Identification of susceptibility loci for systemic lupus erythematosus (SLE) in Asians and functional characterization of the related genes

Abstract

SLE is a complicated autoimmune disease with a strong genetic basis. Owing to the successful application of genome-wide association study (GWAS) on complex traits, significant progresses have been made in identifying susceptible loci for SLE. So far, more than 30 loci have been shown to have robust association with the disease, significantly improving our understanding of this disease. On the other hand, these loci only confer relatively small increments in disease risk, leaving a large amount of disease heritability unexplained.

Several limitations may lead to the issue of “missing heritability”, such as the insufficient statistical power of standard GWAS, the failure to explore independent signals with marginal effects, and other forms of genetic variations or interactions that can hardly be detected by the current GWAS approach.

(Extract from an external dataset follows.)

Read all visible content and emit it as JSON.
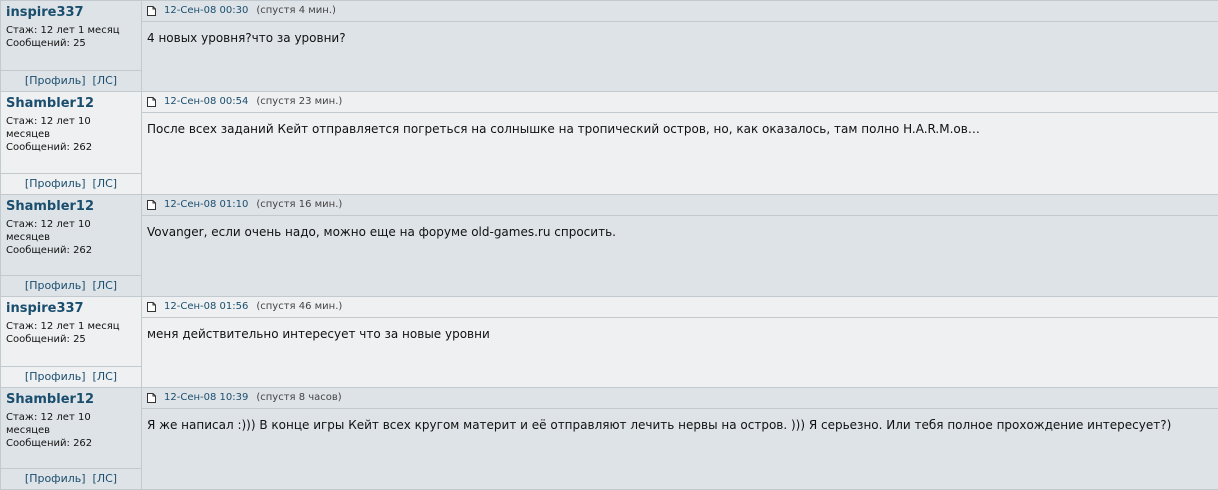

In the current study, efforts have been made on solving the issue of missing heritability. Firstly, in order to increase the statistical power of GWAS, we performed meta-analysis of two existing SLE GWASs on Chinese populations, and replicated the findings in additional samples from Hong Kong, Anhui, and Thailand. We identified ARID5B and CDKN1B as novel SLE susceptibility genes through this approach.

Secondly, considering the limitation of previous GWASs that only focus on the most significant signal in an individual region, we revisited the established loci by in-depth analysis on the basis of meta-analysis and followed up the findings with large-scale replication efforts. We found three additional independent signals in 11q23.3 as being associated with SLE.

Thirdly, given the importance of independent effects in predisposing disease susceptibility, we performed gene-based analysis to combine the marginal independent signals within a gene to identify novel susceptibility genes. Our results demonstrated the widespread existence of independent effects within known SLE susceptibility genes, and we also identified ANXA6 as a novel SLE susceptibility gene.

Lastly, we also made some efforts in the characterization of the related genes, and we identified several regulatory SNPs (rSNPs) predisposing individuals to SLE via affecting expression of the corresponding genes. In addition, we also found that epistatic interaction of variants in a previously established susceptibility gene, ETS1,correlates with cytokine (e.g.IL-17) abnormality in SLE cases.

The current work represents several practical approaches to improve the power of GWAS. The findings might enrich the list of SLE susceptibility genes as well as advance our knowledge on the etiology of this complicated disease. Importantly, the current study highlights the importance of independent effects and rSNPs in conferring disease susceptibility, which may shed light on further exploration on the genetic architecture of SLE.